In this columnist's view, the Northington report can be criticised for several reasons including:
• It was wrong when it stated: "In the absence of a competing offer, it is unlikely that OGOG could be compelled to increase the Scheme price"
• It stated that "the value of NZOG's exploration interests could ultimately be significantly greater that the current estimates of value", yet it still believed that the original lowball 62c offer was reasonable
• It stated that if the Scheme offer is successful, "shareholders willing to retain an equity investment in the oil and gas production sector [could reinvest the proceeds] on international stock exchanges (including Cue and Beach Energy, each listed on the ASX)". It is quite extraordinary that Northington is suggesting proceeds from the NZOG offer could be reinvested in Cue and Beach, both involved in Ironbark-1
• Northington also noted: "NZOG could decide to delist from the NZX which would further reduce shareholders' ability to trade their shares". Unfortunately, this threat has become increasingly common in recent years.
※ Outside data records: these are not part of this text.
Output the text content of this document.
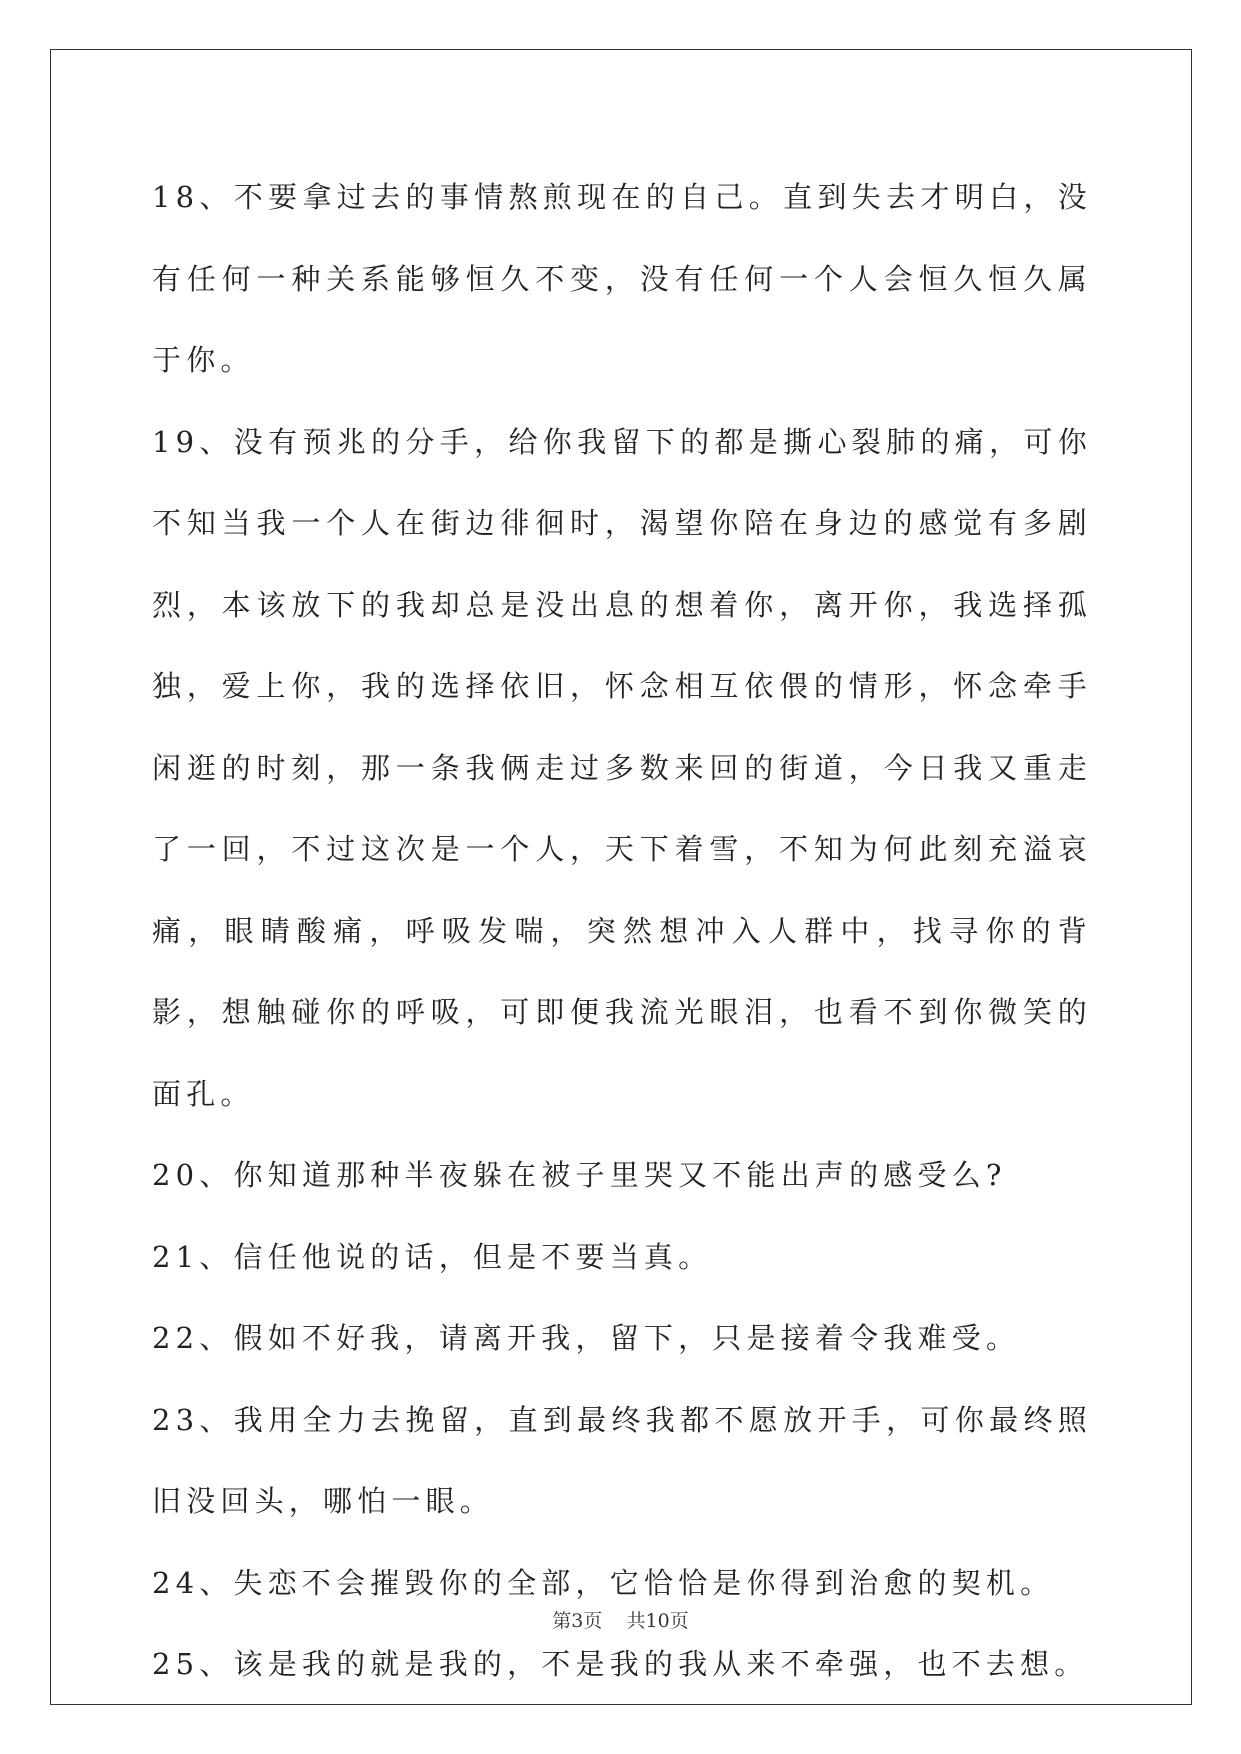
18、不要拿过去的事情熬煎现在的自己。直到失去才明白，没有任何一种关系能够恒久不变，没有任何一个人会恒久恒久属于你。

19、没有预兆的分手，给你我留下的都是撕心裂肺的痛，可你不知当我一个人在街边徘徊时，渴望你陪在身边的感觉有多剧烈，本该放下的我却总是没出息的想着你，离开你，我选择孤独，爱上你，我的选择依旧，怀念相互依偎的情形，怀念牵手闲逛的时刻，那一条我俩走过多数来回的街道，今日我又重走了一回，不过这次是一个人，天下着雪，不知为何此刻充溢哀痛，眼睛酸痛，呼吸发喘，突然想冲入人群中，找寻你的背影，想触碰你的呼吸，可即便我流光眼泪，也看不到你微笑的面孔。

20、你知道那种半夜躲在被子里哭又不能出声的感受么?

21、信任他说的话，但是不要当真。

22、假如不好我，请离开我，留下，只是接着令我难受。

23、我用全力去挽留，直到最终我都不愿放开手，可你最终照旧没回头，哪怕一眼。

24、失恋不会摧毁你的全部，它恰恰是你得到治愈的契机。

25、该是我的就是我的，不是我的我从来不牵强，也不去想。

第3页 共10页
Independent adviser reports seem to be written on the basis that shareholders have only one investment, this investment is too risky, and they need to reduce their risks by accepting takeover offers and Schemes of Arrangement.
However, the domestic investment world has changed substantially with the establishment of KiwiSaver, which mainly comprises widely diversified funds with low- to high-risk investments.
KiwiSaver managers can manage risks within their portfolios and the takeover of another high-risk NZX company would reduce their potential investment opportunities in the domestic market.
Northington Partners seems to be suggesting that a successful takeover of NZOG will reduce the risks to New Zealand investors, yet most successful active portfolio managers cherish these risks as they offer them greater added-value opportunities.
The shareholders' meeting to approve the OGOG Scheme will now be held on November 14 in Wellington.
- Brian Gaynor is a director of Milford Asset Management.